I am saddened that many evangelicals seem to have more faith in politics than in Christ, that they entrust their well-being to earthly power rather than to God. This seems to be the reason for the desperate tone I hear in many political discussions among Christians. Facing a loss of cultural affirmation, many Christians employ Machiavellian tactics in an attempt to hold on to power, and abandon Christian love in order to manipulate others to achieve their political goals. But losing an election is far from the worst thing that can happen to us. What profit is it if the candidate we support wins, but in the process we lose our soul? Many Christians have faced living as marginalized and persecuted people in their societies, and we might learn something from them.

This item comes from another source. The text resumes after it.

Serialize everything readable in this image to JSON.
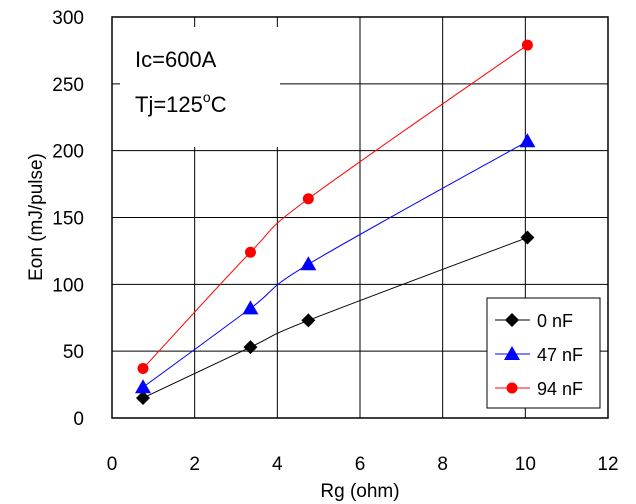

What we must never forget, however, is that all believers are citizens of the kingdom of God, and we are to seek that kingdom first. We are one in Christ, and we are called to love one another as brothers and sisters. “By this all people will know that you are my disciples,” Jesus said, “if you have love for one another” (John 13:5). In matters of politics, as in many other matters, we will certainly disagree, and about important things we should have serious conversations. But in those conversations we must always hold fast our love for God and for one another by refusing to manipulate one another. As Paul admonished the Ephesians, “Therefore, having put away falsehood, let each one of you speak the truth with his neighbor, for we are members one of another” (Eph 4:25).